Tenho vindo a investigar o que poderá ser a oportunidade de criação de riqueza mais significativa desta década, e tudo se resume à inteligência artificial a transformar indústrias inteiras até 2035. Os números são impressionantes—estamos a falar de o mercado de IA potencialmente explodir de cerca de $270 mil milhões hoje para mais de $5 triliões nos próximos dez anos. Isto não é hype; é o tipo de mudança estrutural que cria riqueza de geração em geração.



Aqui está a questão, no entanto: a maioria das pessoas pensa que os grandes vencedores serão alguma startup misteriosa de que ninguém ouviu falar ainda. Talvez. Mas enquanto esperamos que surja o próximo unicórnio, há uma jogada mais inteligente—possuir as empresas que já estão posicionadas no centro desta corrida armamentista de IA. São empresas com verdadeiras fortalezas, receitas reais e convicção genuína de investidores institucionais. Deixe-me mostrar-lhe cinco dos investimentos em IA mais convincentes que estou a acompanhar para o longo prazo.

Comece pela Nvidia. É quase cliché falar dela neste momento, mas há uma razão para todos continuarem a voltar a ela. A empresa praticamente detém a camada de infraestrutura—pense nela como fornecendo a potência bruta que alimenta todas as operações de IA a nível global. O domínio do mercado de GPUs deles situa-se em torno de 92% nos data centers, e aqui está o que é fascinante: as empresas já investiram enormes capitais na construção de toda a sua infraestrutura na ecossistema da Nvidia. Os custos de mudança são brutais. A estrutura de programação CUDA criou uma fortaleza competitiva que é realmente difícil de replicar. Uma carteira de pedidos de $500 mil milhões diz tudo o que precisa de saber sobre para onde isto se dirige.

Depois há a Alphabet, que a maioria das pessoas só pensa como uma empresa de motores de busca. Isso é altamente incompleto. O alcance do Google é absurdo—bilhões de utilizadores a acederem aos seus produtos diariamente, através do YouTube, Android e os seus serviços de cloud. Mas aqui está o que me chamou a atenção: eles passaram de apenas consumidores de IA. A Alphabet construiu mesmo o seu próprio chip personalizado, o TPU, treinou o seu modelo Gemini nele, e agora vende esses chips a outras empresas de IA. Também detêm uma participação significativa na SpaceX. É basicamente uma forma de obter exposição diversificada a várias narrativas de IA sem precisar de apostar em empresas específicas.

A Microsoft merece uma consideração séria se procura algo com crescimento e estabilidade incorporados. O Azure é a segunda maior plataforma de cloud a nível mundial, e à medida que as cargas de trabalho de IA explodem, esse negócio torna-se um beneficiário natural. Mas a verdadeira alavancagem aqui é a sua participação de aproximadamente 27% na OpenAI—a empresa por trás do ChatGPT. Se quisesse possuir uma parte da OpenAI sem esperar por uma IPO, a Microsoft é o seu veículo.

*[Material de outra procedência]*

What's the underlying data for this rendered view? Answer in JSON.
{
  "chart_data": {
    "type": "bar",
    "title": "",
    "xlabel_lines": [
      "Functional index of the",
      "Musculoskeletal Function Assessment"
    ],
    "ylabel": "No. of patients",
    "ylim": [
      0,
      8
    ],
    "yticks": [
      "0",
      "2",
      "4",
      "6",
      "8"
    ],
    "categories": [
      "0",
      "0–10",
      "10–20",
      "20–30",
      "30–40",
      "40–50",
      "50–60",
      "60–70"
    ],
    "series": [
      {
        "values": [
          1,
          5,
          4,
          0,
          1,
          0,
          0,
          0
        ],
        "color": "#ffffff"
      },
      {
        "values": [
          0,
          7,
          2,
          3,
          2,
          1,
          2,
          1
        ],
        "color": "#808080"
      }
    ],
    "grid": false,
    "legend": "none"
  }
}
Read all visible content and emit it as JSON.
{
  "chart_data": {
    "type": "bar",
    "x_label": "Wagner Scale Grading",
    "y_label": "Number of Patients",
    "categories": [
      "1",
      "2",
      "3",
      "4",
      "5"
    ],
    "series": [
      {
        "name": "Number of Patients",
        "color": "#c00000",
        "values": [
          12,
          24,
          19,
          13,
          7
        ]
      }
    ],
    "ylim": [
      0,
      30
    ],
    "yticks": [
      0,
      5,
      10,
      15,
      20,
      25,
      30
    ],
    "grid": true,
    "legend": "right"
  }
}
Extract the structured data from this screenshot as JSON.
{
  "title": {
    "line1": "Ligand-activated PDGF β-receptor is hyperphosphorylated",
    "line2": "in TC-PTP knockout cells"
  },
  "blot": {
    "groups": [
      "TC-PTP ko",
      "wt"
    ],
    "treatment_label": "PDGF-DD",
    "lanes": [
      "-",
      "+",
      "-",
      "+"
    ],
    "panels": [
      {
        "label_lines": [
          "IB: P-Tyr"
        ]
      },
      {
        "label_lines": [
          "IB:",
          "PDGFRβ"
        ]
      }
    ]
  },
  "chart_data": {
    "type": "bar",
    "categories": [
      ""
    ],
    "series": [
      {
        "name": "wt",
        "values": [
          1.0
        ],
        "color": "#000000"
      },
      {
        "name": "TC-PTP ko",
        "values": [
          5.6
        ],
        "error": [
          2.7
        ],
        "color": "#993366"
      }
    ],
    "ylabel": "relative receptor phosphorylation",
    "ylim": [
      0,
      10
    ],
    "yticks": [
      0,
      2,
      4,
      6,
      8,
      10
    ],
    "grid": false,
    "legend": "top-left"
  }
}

Além disso, tem a rede de segurança dos dividendos. A Microsoft aumentou o seu dividendo durante 23 anos consecutivos, o que é importante se estiver a pensar em manter até 2035.

A jogada da Amazon é um pouco diferente, mas igualmente convincente. A AWS continua a ser o principal negócio de serviços de cloud do mundo, e a Amazon está a construir uma relação significativa com a Anthropic, uma concorrente séria da OpenAI. Investiram $8 mil milhões nessa parceria. A beleza da Amazon é que, mesmo que a IA não cumpra as expectativas, os negócios principais de comércio eletrónico e publicidade ainda têm bastante espaço para crescer. A IA é realmente apenas uma oportunidade de upside.

Por último, a Palantir Technologies representa o lado do software nesta equação. Ainda estão numa fase inicial, mas a sua plataforma focada em IA, a AIP, tem sido uma mudança de jogo tanto para clientes governamentais como corporativos. A avaliação das ações pode ser agressiva, claro, mas atualmente têm menos de 1.000 clientes. Isso representa uma oportunidade enorme de crescimento na próxima década. Para investidores pacientes, quaisquer quedas podem ser oportunidades de compra, em vez de sinais de aviso.

O quadro macro aqui é claro: os principais investimentos em IA não se resumem a escolher a próxima startup em alta. Trata-se de possuir a infraestrutura, as plataformas e as empresas com verdadeira opcionalidade em múltiplos cenários de IA. Estes cinco oferecem exatamente isso—exposição a hardware, software, cloud e apostas diretas em empresas emergentes de IA. Se estiver a pensar em 2035, estes são os tipos de posições que podem parecer muito diferentes até lá.